In late October, police entered the PhD offices at 27/28 George Square and questioned students about the memorial posters displayed in the windows, depicting about 60 Palestinians killed by Israel. Days later, the posters were all removed without notifying the students. 

The memorial had always been a bit of a beacon for me, the one public display of solidarity amid overwhelming silence from the university about the genocide against Palestinians. When showing my younger sister, who is considering applying for Edinburgh, around the campus, she was relieved to see it; Edinburgh has not done too well with its reputation of complicity, from warning students to “think carefully” about protesting, to refusing to engage with the Edinburgh University Justice for Palestine Society (EUJPS). But these windows, facing out towards the Main Library, were confrontational in remembering those who were lost, and they made this swirling pool of ignorance and complicity around unimaginable violence feel less deafening. Now, the vigil has been removed, most likely thrown in a recycling bin. 

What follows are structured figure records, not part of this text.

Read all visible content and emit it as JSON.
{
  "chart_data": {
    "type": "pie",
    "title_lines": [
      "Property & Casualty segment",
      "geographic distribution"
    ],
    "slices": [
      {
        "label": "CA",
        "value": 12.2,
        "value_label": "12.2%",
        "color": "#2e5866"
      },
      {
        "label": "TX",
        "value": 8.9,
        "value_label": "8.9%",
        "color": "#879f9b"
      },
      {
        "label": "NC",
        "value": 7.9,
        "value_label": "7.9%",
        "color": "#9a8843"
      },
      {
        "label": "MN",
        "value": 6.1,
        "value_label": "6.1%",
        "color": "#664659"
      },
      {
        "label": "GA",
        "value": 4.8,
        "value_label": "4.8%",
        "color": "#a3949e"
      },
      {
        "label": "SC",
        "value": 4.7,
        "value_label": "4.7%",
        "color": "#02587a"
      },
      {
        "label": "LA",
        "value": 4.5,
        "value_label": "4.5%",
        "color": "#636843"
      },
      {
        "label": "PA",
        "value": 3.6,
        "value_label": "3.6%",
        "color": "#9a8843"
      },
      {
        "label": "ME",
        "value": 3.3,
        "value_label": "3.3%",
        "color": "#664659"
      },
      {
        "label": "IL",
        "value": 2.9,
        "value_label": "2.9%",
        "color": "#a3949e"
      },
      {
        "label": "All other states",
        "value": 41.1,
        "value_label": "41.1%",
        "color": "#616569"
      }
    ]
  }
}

The university seemingly took this action on the basis of student safety. But the issues of student safety have become weaponised through selectivity. Whose safety does this protect? Certainly not the safety of Ben Law, a pro-Palestine student who was attacked with a knife while campus security stood idly by after they had been warned about the weapon. The police were called into the PhD offices because a staff member identified a poster of a “Hamas member.” When students queried this, the police pointed to Anas Al-Sharif, an Al-Jazeera journalist killed in an Israeli airstrike in August this year. There is no credible evidence that Al-Sharif was a Hamas operative. Police did not even bother checking before entering and questioning students. 

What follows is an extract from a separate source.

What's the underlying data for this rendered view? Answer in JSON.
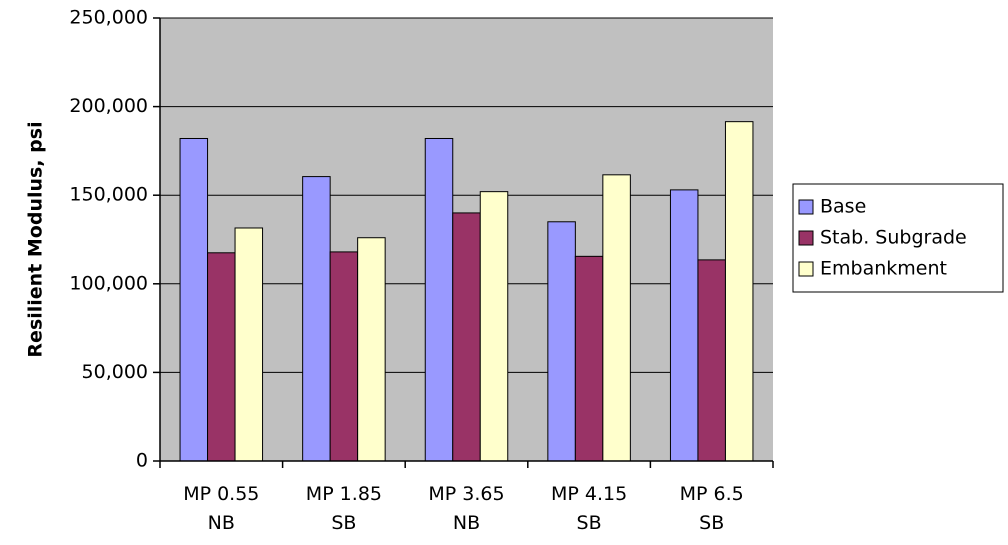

Over 78 PhD students petitioned in response to the police visit, stating that police entering their offices to question them, without prior notice or campus security present, is a safeguarding issue. If the university is concerned with safety, it should have extended the notice they received of the visit to their students, many of whom are on student visas.

Just yesterday, The National reported that on 5 November, a senior member of staff assaulted a student handing out pro-Palestine leaflets and gloated about getting the posters removed. If there is truly a concern with student safety, then I expect the university to start with its staff assaulting its students. 

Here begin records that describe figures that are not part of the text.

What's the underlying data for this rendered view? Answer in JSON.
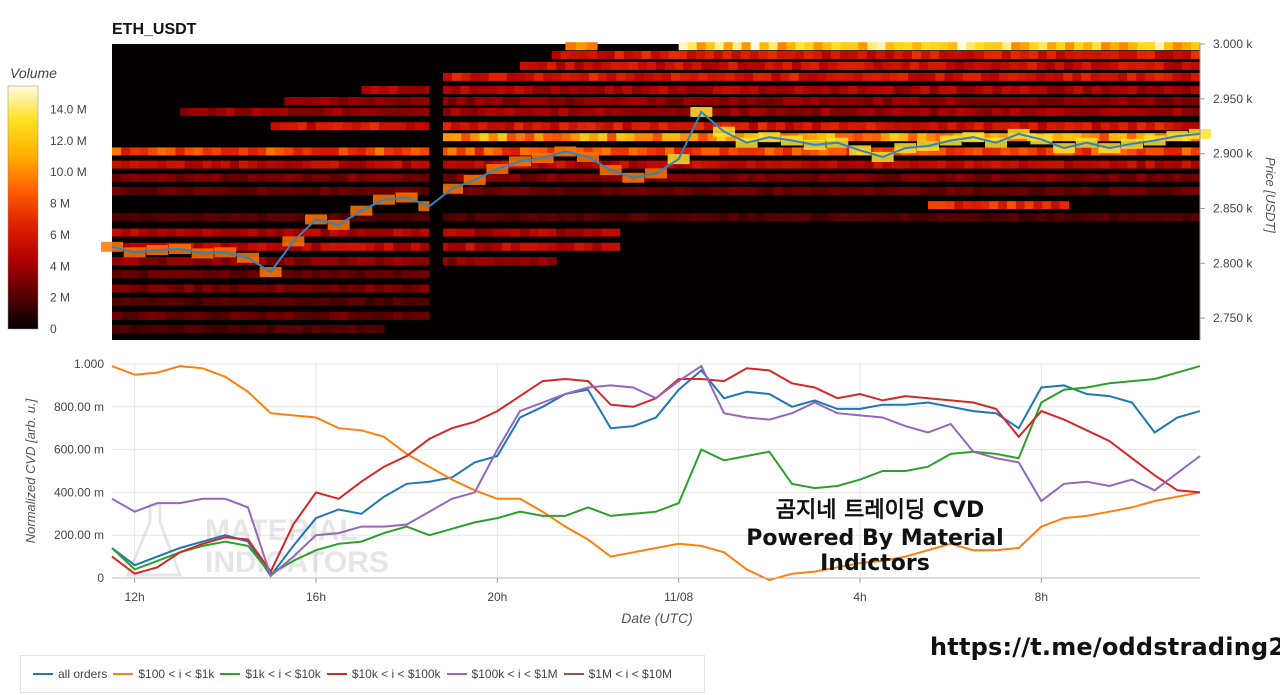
{
  "header": {
    "title": "ETH_USDT"
  },
  "colorbar": {
    "title": "Volume",
    "ticks": [
      "0",
      "2 M",
      "4 M",
      "6 M",
      "8 M",
      "10.0 M",
      "12.0 M",
      "14.0 M"
    ],
    "tick_values": [
      0,
      2,
      4,
      6,
      8,
      10,
      12,
      14
    ],
    "max": 15.5
  },
  "watermark": {
    "line1": "MATERIAL",
    "line2": "INDICATORS"
  },
  "overlay": {
    "line1": "곰지네 트레이딩 CVD",
    "line2": "Powered By Material Indictors"
  },
  "footer": {
    "link": "https://t.me/oddstrading2"
  },
  "legend": [
    {
      "label": "all orders",
      "color": "#1f77b4"
    },
    {
      "label": "$100 < i < $1k",
      "color": "#ff7f0e"
    },
    {
      "label": "$1k < i < $10k",
      "color": "#2ca02c"
    },
    {
      "label": "$10k < i < $100k",
      "color": "#d62728"
    },
    {
      "label": "$100k < i < $1M",
      "color": "#9467bd"
    },
    {
      "label": "$1M < i < $10M",
      "color": "#8c564b"
    }
  ],
  "chart_data": [
    {
      "type": "heatmap",
      "title": "ETH_USDT",
      "ylabel": "Price [USDT]",
      "ylim": [
        2730,
        3000
      ],
      "y_ticks": [
        "2.750 k",
        "2.800 k",
        "2.850 k",
        "2.900 k",
        "2.950 k",
        "3.000 k"
      ],
      "y_tick_values": [
        2750,
        2800,
        2850,
        2900,
        2950,
        3000
      ],
      "colorbar_title": "Volume",
      "colorbar_range": [
        0,
        15.5
      ],
      "colorscale": [
        "#000000",
        "#5a0000",
        "#b00000",
        "#e02000",
        "#ff6000",
        "#ffb000",
        "#ffe020",
        "#fffbe0"
      ],
      "x_range_hours": [
        11.5,
        35.5
      ],
      "price_series": {
        "name": "Price",
        "color": "#2e86c1",
        "x": [
          11.5,
          12,
          12.5,
          13,
          13.5,
          14,
          14.5,
          15,
          15.5,
          16,
          16.5,
          17,
          17.5,
          18,
          18.5,
          19,
          19.5,
          20,
          20.5,
          21,
          21.5,
          22,
          22.5,
          23,
          23.5,
          24,
          24.5,
          25,
          25.5,
          26,
          26.5,
          27,
          27.5,
          28,
          28.5,
          29,
          29.5,
          30,
          30.5,
          31,
          31.5,
          32,
          32.5,
          33,
          33.5,
          34,
          34.5,
          35,
          35.5
        ],
        "y": [
          2815,
          2810,
          2812,
          2813,
          2809,
          2810,
          2805,
          2792,
          2820,
          2840,
          2835,
          2848,
          2858,
          2860,
          2852,
          2868,
          2876,
          2886,
          2893,
          2896,
          2902,
          2897,
          2885,
          2878,
          2882,
          2895,
          2938,
          2920,
          2910,
          2915,
          2912,
          2908,
          2910,
          2903,
          2897,
          2905,
          2907,
          2912,
          2915,
          2910,
          2918,
          2913,
          2905,
          2910,
          2905,
          2909,
          2912,
          2916,
          2918
        ]
      },
      "volume_bands": [
        {
          "price": 2998,
          "vol": 12.5,
          "x_start": 21.5,
          "x_end": 22.2
        },
        {
          "price": 2998,
          "vol": 13,
          "x_start": 24,
          "x_end": 35.5
        },
        {
          "price": 2990,
          "vol": 6,
          "x_start": 21.2,
          "x_end": 35.5
        },
        {
          "price": 2980,
          "vol": 5.5,
          "x_start": 20.5,
          "x_end": 35.5
        },
        {
          "price": 2970,
          "vol": 6,
          "x_start": 18.6,
          "x_end": 35.5
        },
        {
          "price": 2958,
          "vol": 4.5,
          "x_start": 17,
          "x_end": 35.5
        },
        {
          "price": 2948,
          "vol": 3.5,
          "x_start": 15.3,
          "x_end": 35.5
        },
        {
          "price": 2938,
          "vol": 4,
          "x_start": 13,
          "x_end": 35.5
        },
        {
          "price": 2925,
          "vol": 6,
          "x_start": 15,
          "x_end": 35.5
        },
        {
          "price": 2915,
          "vol": 10.5,
          "x_start": 18.6,
          "x_end": 35.5
        },
        {
          "price": 2902,
          "vol": 8,
          "x_start": 11.5,
          "x_end": 35.5
        },
        {
          "price": 2890,
          "vol": 5,
          "x_start": 11.5,
          "x_end": 35.5
        },
        {
          "price": 2878,
          "vol": 3,
          "x_start": 11.5,
          "x_end": 35.5
        },
        {
          "price": 2866,
          "vol": 2.5,
          "x_start": 11.5,
          "x_end": 35.5
        },
        {
          "price": 2853,
          "vol": 7,
          "x_start": 29.5,
          "x_end": 32.6
        },
        {
          "price": 2842,
          "vol": 2,
          "x_start": 11.5,
          "x_end": 35.5
        },
        {
          "price": 2828,
          "vol": 4.5,
          "x_start": 11.5,
          "x_end": 22.7
        },
        {
          "price": 2815,
          "vol": 5,
          "x_start": 11.5,
          "x_end": 22.7
        },
        {
          "price": 2802,
          "vol": 3.5,
          "x_start": 11.5,
          "x_end": 21.3
        },
        {
          "price": 2790,
          "vol": 2.5,
          "x_start": 11.5,
          "x_end": 18.5
        },
        {
          "price": 2777,
          "vol": 3,
          "x_start": 11.5,
          "x_end": 18.5
        },
        {
          "price": 2765,
          "vol": 2,
          "x_start": 11.5,
          "x_end": 18.5
        },
        {
          "price": 2752,
          "vol": 2.5,
          "x_start": 11.5,
          "x_end": 18.5
        },
        {
          "price": 2740,
          "vol": 2,
          "x_start": 11.5,
          "x_end": 17.5
        }
      ],
      "gap_columns": [
        {
          "x_start": 18.5,
          "x_end": 18.8
        }
      ]
    },
    {
      "type": "line",
      "xlabel": "Date (UTC)",
      "ylabel": "Normalized CVD [arb. u.]",
      "ylim": [
        0,
        1
      ],
      "y_ticks": [
        "0",
        "200.00 m",
        "400.00 m",
        "600.00 m",
        "800.00 m",
        "1.000"
      ],
      "y_tick_values": [
        0,
        0.2,
        0.4,
        0.6,
        0.8,
        1.0
      ],
      "x_ticks": [
        "12h",
        "16h",
        "20h",
        "11/08",
        "4h",
        "8h"
      ],
      "x_tick_values": [
        12,
        16,
        20,
        24,
        28,
        32
      ],
      "xlim": [
        11.5,
        35.5
      ],
      "x": [
        11.5,
        12,
        12.5,
        13,
        13.5,
        14,
        14.5,
        15,
        15.5,
        16,
        16.5,
        17,
        17.5,
        18,
        18.5,
        19,
        19.5,
        20,
        20.5,
        21,
        21.5,
        22,
        22.5,
        23,
        23.5,
        24,
        24.5,
        25,
        25.5,
        26,
        26.5,
        27,
        27.5,
        28,
        28.5,
        29,
        29.5,
        30,
        30.5,
        31,
        31.5,
        32,
        32.5,
        33,
        33.5,
        34,
        34.5,
        35,
        35.5
      ],
      "series": [
        {
          "name": "all orders",
          "color": "#1f77b4",
          "values": [
            0.14,
            0.06,
            0.1,
            0.14,
            0.17,
            0.2,
            0.17,
            0.01,
            0.15,
            0.28,
            0.32,
            0.3,
            0.38,
            0.44,
            0.45,
            0.47,
            0.54,
            0.57,
            0.75,
            0.8,
            0.86,
            0.88,
            0.7,
            0.71,
            0.75,
            0.88,
            0.97,
            0.84,
            0.87,
            0.86,
            0.8,
            0.83,
            0.79,
            0.79,
            0.81,
            0.81,
            0.82,
            0.8,
            0.78,
            0.77,
            0.7,
            0.89,
            0.9,
            0.86,
            0.85,
            0.82,
            0.68,
            0.75,
            0.78
          ]
        },
        {
          "name": "$100 < i < $1k",
          "color": "#ff7f0e",
          "values": [
            0.99,
            0.95,
            0.96,
            0.99,
            0.98,
            0.94,
            0.87,
            0.77,
            0.76,
            0.75,
            0.7,
            0.69,
            0.66,
            0.58,
            0.52,
            0.46,
            0.41,
            0.37,
            0.37,
            0.31,
            0.24,
            0.18,
            0.1,
            0.12,
            0.14,
            0.16,
            0.15,
            0.12,
            0.04,
            -0.01,
            0.02,
            0.03,
            0.05,
            0.07,
            0.08,
            0.1,
            0.13,
            0.16,
            0.13,
            0.13,
            0.14,
            0.24,
            0.28,
            0.29,
            0.31,
            0.33,
            0.36,
            0.38,
            0.4
          ]
        },
        {
          "name": "$1k < i < $10k",
          "color": "#2ca02c",
          "values": [
            0.14,
            0.04,
            0.08,
            0.12,
            0.15,
            0.17,
            0.15,
            0.02,
            0.08,
            0.13,
            0.16,
            0.17,
            0.21,
            0.24,
            0.2,
            0.23,
            0.26,
            0.28,
            0.31,
            0.29,
            0.29,
            0.33,
            0.29,
            0.3,
            0.31,
            0.35,
            0.6,
            0.55,
            0.57,
            0.59,
            0.44,
            0.42,
            0.43,
            0.46,
            0.5,
            0.5,
            0.52,
            0.58,
            0.59,
            0.58,
            0.56,
            0.82,
            0.88,
            0.89,
            0.91,
            0.92,
            0.93,
            0.96,
            0.99
          ]
        },
        {
          "name": "$10k < i < $100k",
          "color": "#d62728",
          "values": [
            0.1,
            0.02,
            0.05,
            0.12,
            0.16,
            0.19,
            0.18,
            0.03,
            0.25,
            0.4,
            0.37,
            0.45,
            0.52,
            0.57,
            0.65,
            0.7,
            0.73,
            0.78,
            0.85,
            0.92,
            0.93,
            0.92,
            0.81,
            0.8,
            0.84,
            0.93,
            0.93,
            0.92,
            0.98,
            0.97,
            0.91,
            0.89,
            0.84,
            0.86,
            0.83,
            0.85,
            0.84,
            0.83,
            0.82,
            0.79,
            0.66,
            0.78,
            0.74,
            0.69,
            0.64,
            0.56,
            0.48,
            0.41,
            0.4
          ]
        },
        {
          "name": "$100k < i < $1M",
          "color": "#9467bd",
          "values": [
            0.37,
            0.31,
            0.35,
            0.35,
            0.37,
            0.37,
            0.33,
            0.01,
            0.1,
            0.2,
            0.21,
            0.24,
            0.24,
            0.25,
            0.31,
            0.37,
            0.4,
            0.6,
            0.78,
            0.82,
            0.86,
            0.89,
            0.9,
            0.89,
            0.84,
            0.92,
            0.99,
            0.77,
            0.75,
            0.74,
            0.77,
            0.82,
            0.77,
            0.76,
            0.75,
            0.71,
            0.68,
            0.72,
            0.59,
            0.56,
            0.54,
            0.36,
            0.44,
            0.45,
            0.43,
            0.46,
            0.41,
            0.49,
            0.57
          ]
        },
        {
          "name": "$1M < i < $10M",
          "color": "#8c564b",
          "values": [
            null,
            null,
            null,
            null,
            null,
            null,
            null,
            null,
            null,
            null,
            null,
            null,
            null,
            null,
            null,
            null,
            null,
            null,
            null,
            null,
            null,
            null,
            null,
            null,
            null,
            null,
            null,
            null,
            null,
            null,
            null,
            null,
            null,
            null,
            null,
            null,
            null,
            null,
            null,
            null,
            null,
            null,
            null,
            null,
            null,
            null,
            null,
            null,
            null
          ]
        }
      ]
    }
  ]
}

Interestingly, UK Lawyers for Israel (UKLFI) claims to be behind the removal of the vigil. It argued that the vigil goes against the urban planning laws set out in section 186 of the Town and Country Planning Act (1997), section 149 of the Equality Act (2010) and the Hate Crime and Public Order Act (2021). When looking through the Edinburgh council complaints register, the case was closed when it concluded a breach of only the urban planning law. 

As it stands, there is either a member of our senior staff that is a member of UKLFI, or the university is prioritising “student safety” only when it is reported by an external organisation that seeks to actively suppress all support for Palestine. I personally do not feel safe when the university prioritises the safety concerns of people that seek to criminalise resisting a genocide. Surely a display of photographs, of mostly children who have been murdered in a genocide, is important to help us humanise those lost. 

It is not the sharing of these images that threatens our safety. It is the commission of genocide and the efforts to draw a curtain over the thousands killed that threatens us all, threatens our right and ability as students to ask hard questions. It does not make students feel ‘safe’ when police are questioning students, asking for their names and contact information because of a vigil; it does not make us feel safe that police are accusing journalist Anas al-Sharif of being a Hamas operative, when there is no substantial evidence to support the claim; it does not make us feel safe that the only way we can express solidarity is through sharing social media posts and joining a society that the University actively distances itself from.